Eu preferia não ter escrito o livro, preferia não ter razão, preferia que Bolsonaro estivesse se revelado um estadista e que não tivéssemos hoje a tragédia que vivemos. Infelizmente, e eu anunciei isso em março de 2020, em minha análise do bolsonarismo, devido à predominância da guerra cultural, o bolsonarismo triunfa e o governo Bolsonaro fracassa. O que eu imaginava antes de a pandemia chegar é que por volta do segundo semestre de 2021 o país começaria a entrar em colapso, porque não tem administração pública, é simplesmente isso. Não tem gestão da coisa pública. Não tem censo.

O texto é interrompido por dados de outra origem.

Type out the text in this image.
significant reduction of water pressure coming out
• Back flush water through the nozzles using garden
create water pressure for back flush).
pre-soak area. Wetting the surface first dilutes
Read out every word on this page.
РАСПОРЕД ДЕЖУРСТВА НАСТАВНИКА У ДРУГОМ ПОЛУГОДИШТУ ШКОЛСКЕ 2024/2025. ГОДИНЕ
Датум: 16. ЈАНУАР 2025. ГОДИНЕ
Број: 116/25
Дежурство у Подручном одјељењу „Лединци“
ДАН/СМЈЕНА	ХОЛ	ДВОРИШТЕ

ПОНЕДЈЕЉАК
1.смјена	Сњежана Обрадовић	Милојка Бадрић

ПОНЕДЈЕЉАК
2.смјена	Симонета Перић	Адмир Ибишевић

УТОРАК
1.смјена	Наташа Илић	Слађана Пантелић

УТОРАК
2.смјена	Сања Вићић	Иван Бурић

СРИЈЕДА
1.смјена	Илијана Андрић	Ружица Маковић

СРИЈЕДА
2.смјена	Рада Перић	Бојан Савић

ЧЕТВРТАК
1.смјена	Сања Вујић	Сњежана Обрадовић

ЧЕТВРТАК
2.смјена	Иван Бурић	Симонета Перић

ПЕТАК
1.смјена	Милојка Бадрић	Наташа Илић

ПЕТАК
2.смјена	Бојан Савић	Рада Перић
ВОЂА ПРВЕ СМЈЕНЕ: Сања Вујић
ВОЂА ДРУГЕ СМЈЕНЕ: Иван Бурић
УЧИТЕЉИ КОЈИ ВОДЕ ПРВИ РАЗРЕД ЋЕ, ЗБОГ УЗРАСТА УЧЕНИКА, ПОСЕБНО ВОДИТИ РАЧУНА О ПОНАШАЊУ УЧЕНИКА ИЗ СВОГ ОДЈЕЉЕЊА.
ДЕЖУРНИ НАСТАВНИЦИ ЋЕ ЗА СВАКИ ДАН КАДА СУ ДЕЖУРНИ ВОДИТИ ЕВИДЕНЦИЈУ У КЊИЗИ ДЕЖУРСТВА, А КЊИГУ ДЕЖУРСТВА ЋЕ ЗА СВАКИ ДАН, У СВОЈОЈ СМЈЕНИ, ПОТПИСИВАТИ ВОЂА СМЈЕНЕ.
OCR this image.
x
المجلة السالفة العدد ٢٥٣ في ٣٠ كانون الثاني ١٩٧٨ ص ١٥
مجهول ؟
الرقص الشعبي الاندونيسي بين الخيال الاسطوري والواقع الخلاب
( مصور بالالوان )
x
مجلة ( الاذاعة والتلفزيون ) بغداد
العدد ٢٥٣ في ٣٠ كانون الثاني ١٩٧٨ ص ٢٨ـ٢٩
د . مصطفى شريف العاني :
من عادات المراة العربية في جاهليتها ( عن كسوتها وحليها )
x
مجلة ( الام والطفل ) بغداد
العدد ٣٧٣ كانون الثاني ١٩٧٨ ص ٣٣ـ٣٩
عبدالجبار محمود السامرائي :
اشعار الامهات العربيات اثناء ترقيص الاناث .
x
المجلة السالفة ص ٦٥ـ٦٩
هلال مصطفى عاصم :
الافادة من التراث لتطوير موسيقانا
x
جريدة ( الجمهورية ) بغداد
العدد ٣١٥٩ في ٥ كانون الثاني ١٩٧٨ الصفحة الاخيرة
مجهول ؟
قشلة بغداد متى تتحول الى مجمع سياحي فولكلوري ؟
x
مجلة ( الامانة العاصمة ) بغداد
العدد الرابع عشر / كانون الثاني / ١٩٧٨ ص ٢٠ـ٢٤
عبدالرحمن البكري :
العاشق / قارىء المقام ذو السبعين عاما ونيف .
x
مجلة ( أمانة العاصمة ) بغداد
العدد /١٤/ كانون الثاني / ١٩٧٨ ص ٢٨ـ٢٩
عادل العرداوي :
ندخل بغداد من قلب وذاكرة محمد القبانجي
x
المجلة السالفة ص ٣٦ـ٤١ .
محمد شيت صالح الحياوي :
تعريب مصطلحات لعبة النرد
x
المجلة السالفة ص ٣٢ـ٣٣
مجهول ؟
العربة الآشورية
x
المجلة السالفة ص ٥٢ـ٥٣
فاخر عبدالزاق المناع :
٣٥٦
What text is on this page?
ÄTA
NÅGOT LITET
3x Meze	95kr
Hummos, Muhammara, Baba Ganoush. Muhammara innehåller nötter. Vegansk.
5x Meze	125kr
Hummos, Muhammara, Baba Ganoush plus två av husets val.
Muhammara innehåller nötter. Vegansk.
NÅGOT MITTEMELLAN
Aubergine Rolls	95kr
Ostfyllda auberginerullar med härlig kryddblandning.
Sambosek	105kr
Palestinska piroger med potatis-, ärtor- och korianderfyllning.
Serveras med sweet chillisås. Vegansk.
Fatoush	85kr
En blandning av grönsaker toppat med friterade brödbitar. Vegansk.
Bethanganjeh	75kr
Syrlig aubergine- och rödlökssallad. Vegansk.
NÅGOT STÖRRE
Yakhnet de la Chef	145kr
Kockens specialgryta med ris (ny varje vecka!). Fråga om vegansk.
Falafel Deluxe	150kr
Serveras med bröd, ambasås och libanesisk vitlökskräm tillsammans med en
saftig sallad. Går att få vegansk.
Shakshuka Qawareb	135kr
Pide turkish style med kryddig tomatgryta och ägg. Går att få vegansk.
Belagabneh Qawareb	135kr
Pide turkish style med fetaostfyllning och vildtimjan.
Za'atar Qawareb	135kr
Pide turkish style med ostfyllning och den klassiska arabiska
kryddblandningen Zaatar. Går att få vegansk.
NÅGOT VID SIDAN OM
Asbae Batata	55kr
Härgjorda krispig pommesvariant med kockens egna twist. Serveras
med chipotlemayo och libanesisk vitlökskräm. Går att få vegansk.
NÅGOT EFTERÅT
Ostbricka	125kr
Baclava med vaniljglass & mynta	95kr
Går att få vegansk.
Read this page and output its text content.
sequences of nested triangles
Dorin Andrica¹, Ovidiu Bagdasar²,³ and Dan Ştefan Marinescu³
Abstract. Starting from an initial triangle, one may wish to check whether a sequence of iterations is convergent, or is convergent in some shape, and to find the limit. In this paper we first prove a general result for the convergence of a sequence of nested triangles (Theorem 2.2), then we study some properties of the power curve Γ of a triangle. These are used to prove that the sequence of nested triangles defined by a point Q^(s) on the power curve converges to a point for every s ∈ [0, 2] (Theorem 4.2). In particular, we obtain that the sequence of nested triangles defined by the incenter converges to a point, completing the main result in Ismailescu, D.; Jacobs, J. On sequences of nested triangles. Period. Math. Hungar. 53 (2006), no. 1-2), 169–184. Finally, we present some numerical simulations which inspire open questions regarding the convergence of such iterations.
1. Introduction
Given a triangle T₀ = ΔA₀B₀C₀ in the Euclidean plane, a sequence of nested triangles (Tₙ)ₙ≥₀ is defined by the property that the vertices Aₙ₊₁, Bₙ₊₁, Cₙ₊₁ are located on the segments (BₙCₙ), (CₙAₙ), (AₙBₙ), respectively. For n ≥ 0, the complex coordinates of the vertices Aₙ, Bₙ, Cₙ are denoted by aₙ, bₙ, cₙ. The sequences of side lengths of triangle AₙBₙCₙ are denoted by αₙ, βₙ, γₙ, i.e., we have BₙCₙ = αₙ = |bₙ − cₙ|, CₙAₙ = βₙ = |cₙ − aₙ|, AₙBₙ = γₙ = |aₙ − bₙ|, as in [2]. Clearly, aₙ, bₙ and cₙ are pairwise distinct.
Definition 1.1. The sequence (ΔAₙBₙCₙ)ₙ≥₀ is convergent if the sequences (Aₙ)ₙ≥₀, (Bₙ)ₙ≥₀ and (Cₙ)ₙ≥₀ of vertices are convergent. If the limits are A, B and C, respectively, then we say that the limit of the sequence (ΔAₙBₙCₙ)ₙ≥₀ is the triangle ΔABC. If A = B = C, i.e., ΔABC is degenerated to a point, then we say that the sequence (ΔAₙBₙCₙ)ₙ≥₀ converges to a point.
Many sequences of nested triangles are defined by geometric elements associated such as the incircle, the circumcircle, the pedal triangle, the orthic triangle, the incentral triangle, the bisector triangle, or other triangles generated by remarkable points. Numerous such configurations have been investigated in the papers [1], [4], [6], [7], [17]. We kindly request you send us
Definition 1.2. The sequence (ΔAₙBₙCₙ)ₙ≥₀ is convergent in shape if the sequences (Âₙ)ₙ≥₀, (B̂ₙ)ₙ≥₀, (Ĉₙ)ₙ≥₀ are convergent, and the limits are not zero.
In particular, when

As pessoas não compram vacina, não têm seringa estocada. Isso você pode reproduzir para todos os ministérios. O governo Bolsonaro não tem reunião de trabalho. Vimos aquela fatídica reunião em 22 de abril de 2020, que era reunião, não era nada, foram mais de duas horas, não houve uma única proposta razoável. Não há governo, porque há bolsonarismo demais. Então, o colapso me parecia inevitável e eu dizia, o colapso virá, e será o momento do autogolpe, porque não haverá alternativa. No governo Trump – a economia americana, embora tenha favorecido em muito os ricos, teve muito mais resultados positivos do que o governo Bolsonaro –, o presidente foi atropelado pela realidade.

Trump começou o governo como o governo dos fatos alternativos; terminou o governo como o governo cuja alternativa a ele foram os fatos. Negou a pandemia, estimulou a cloroquina, acreditou na imunidade de rebanho, quando tentou voltar atrás era tarde: há meio milhão de americanos mortos. Depois, quando negou o resultado eleitoral, que evidentemente não foi uma fraude, ele conseguiu provocar um fenômeno na história norte-americana. Tentou dar um golpe. A minha expectativa é de que o governo Bolsonaro seja atropelado pela realidade, pela concretude dos fatos. A pandemia acelerou a desintegração do inevitável, do governo que não há, que é o governo Bolsonaro, porque há bolsonarismo demais.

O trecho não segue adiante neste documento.